Another team at the University of Nebraska-Lincoln (UNL) – based in the Midwest's Corn Belt – is already well on the way to making a large-scale version of Wang's system a reality. Nebraska is the home of the iconic center pivot irrigation system responsible for the perfect circles that decorate the fields in that part of the US. They are using wireless sensors, embedded in the soil, that transmit information about current soil conditions to a base station.
By understanding exactly how much moisture is in the soil, UNL team leader Mehmet Can Vuran says entire rotations of a pivot can be saved, along with thousands of litres of water. They are already working with one of the four major center pivot irrigation companies, TL Irrigation, to bring the system to market.

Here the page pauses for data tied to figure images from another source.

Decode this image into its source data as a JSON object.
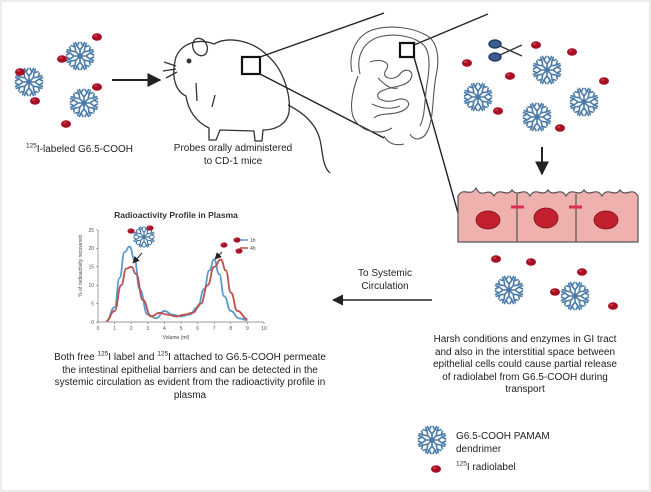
{
  "labels": {
    "probe_label": {
      "sup": "125",
      "text": "I-labeled G6.5-COOH"
    },
    "probes_administered": "Probes orally administered\nto CD-1 mice",
    "to_systemic": "To Systemic\nCirculation",
    "harsh_conditions": "Harsh conditions and enzymes in GI tract\nand also in the interstitial space between\nepithelial cells could cause partial release\nof radiolabel from G6.5-COOH during\ntransport",
    "both_free": {
      "part1": "Both free ",
      "sup1": "125",
      "part2": "I label and ",
      "sup2": "125",
      "part3": "I attached to G6.5-COOH permeate\nthe intestinal epithelial barriers and can be detected in the\nsystemic circulation as evident from the radioactivity profile in\nplasma"
    }
  },
  "legend": {
    "dendrimer": "G6.5-COOH PAMAM\ndendrimer",
    "radiolabel": {
      "sup": "125",
      "text": "I radiolabel"
    }
  },
  "colors": {
    "dendrimer": "#4a7aa8",
    "radiolabel": "#a80f25",
    "cell_fill": "#efb1ad",
    "cell_nucleus": "#c3202f",
    "arrow": "#222222",
    "series_1h": "#5b9bc9",
    "series_4h": "#c0504d"
  },
  "icons": [
    "mouse-icon",
    "intestine-icon",
    "scissors-icon",
    "dendrimer-icon",
    "radiolabel-icon",
    "epithelial-cells-icon"
  ],
  "chart_data": {
    "type": "line",
    "title": "Radioactivity Profile in Plasma",
    "xlabel": "Volume (ml)",
    "ylabel": "% of radioactivity recovered",
    "xlim": [
      0,
      10
    ],
    "ylim": [
      0,
      25
    ],
    "xticks": [
      0,
      1,
      2,
      3,
      4,
      5,
      6,
      7,
      8,
      9,
      10
    ],
    "yticks": [
      0,
      5,
      10,
      15,
      20,
      25
    ],
    "legend_position": "top-right",
    "series": [
      {
        "name": "1h",
        "x": [
          0.5,
          1.0,
          1.3,
          1.6,
          1.9,
          2.2,
          2.5,
          3.0,
          3.5,
          4.0,
          4.5,
          5.0,
          5.5,
          6.0,
          6.4,
          6.7,
          7.0,
          7.3,
          7.6,
          8.0,
          8.5,
          9.0
        ],
        "y": [
          0.3,
          4,
          12,
          19,
          20.5,
          17,
          9,
          2,
          1,
          3,
          2,
          1.5,
          2,
          4,
          9,
          14,
          17,
          13,
          7,
          3,
          1,
          0.5
        ]
      },
      {
        "name": "4h",
        "x": [
          0.5,
          1.0,
          1.4,
          1.7,
          2.0,
          2.3,
          2.7,
          3.2,
          3.7,
          4.2,
          4.7,
          5.2,
          5.7,
          6.2,
          6.6,
          7.0,
          7.4,
          7.7,
          8.0,
          8.4,
          9.0
        ],
        "y": [
          0.3,
          3,
          10,
          14.5,
          15,
          13,
          6,
          1.5,
          2.5,
          2,
          1.5,
          2,
          2.5,
          5,
          10,
          15,
          17,
          14,
          8,
          3,
          0.8
        ]
      }
    ]
  }
}
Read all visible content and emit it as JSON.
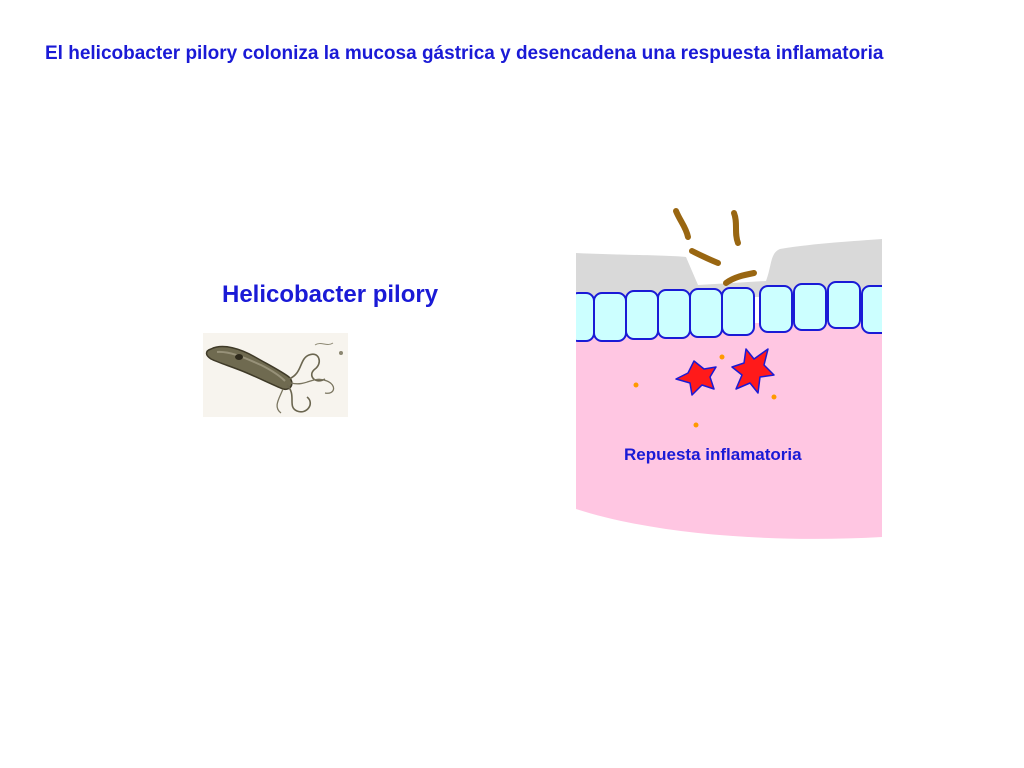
{
  "slide": {
    "title": "El helicobacter pilory coloniza la mucosa gástrica y desencadena una respuesta inflamatoria"
  },
  "bacterium": {
    "label": "Helicobacter pilory",
    "image": "helicobacter-micrograph-icon"
  },
  "diagram": {
    "response_label": "Repuesta inflamatoria",
    "colors": {
      "text": "#1a1ad6",
      "mucus_layer": "#d9d9d9",
      "epithelial_cells": "#ccffff",
      "cell_outline": "#1a1ad6",
      "lamina_propria": "#ffc6e2",
      "bacteria": "#996611",
      "inflammatory_cells": "#ff1a1a",
      "cytokine_dots": "#ff9900"
    }
  }
}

"Thirty or forty per cent water savings are possible without affecting yields," Can Vuran says. "In fact, yields can be improved by optimising water – if you provide too much water to a crop it reduces the yields."
The driving force for this kind of technology is rising population, he says. It is expected to increase by 40 per cent by 2050. Demand for food will double in developing countries. "If you look at the way we're using water, we're using 70 per cent of our freshwater resources for agriculture – most of our resources, and yet the future demands that will double. As farmers say, we basically need 'more crop for drop',"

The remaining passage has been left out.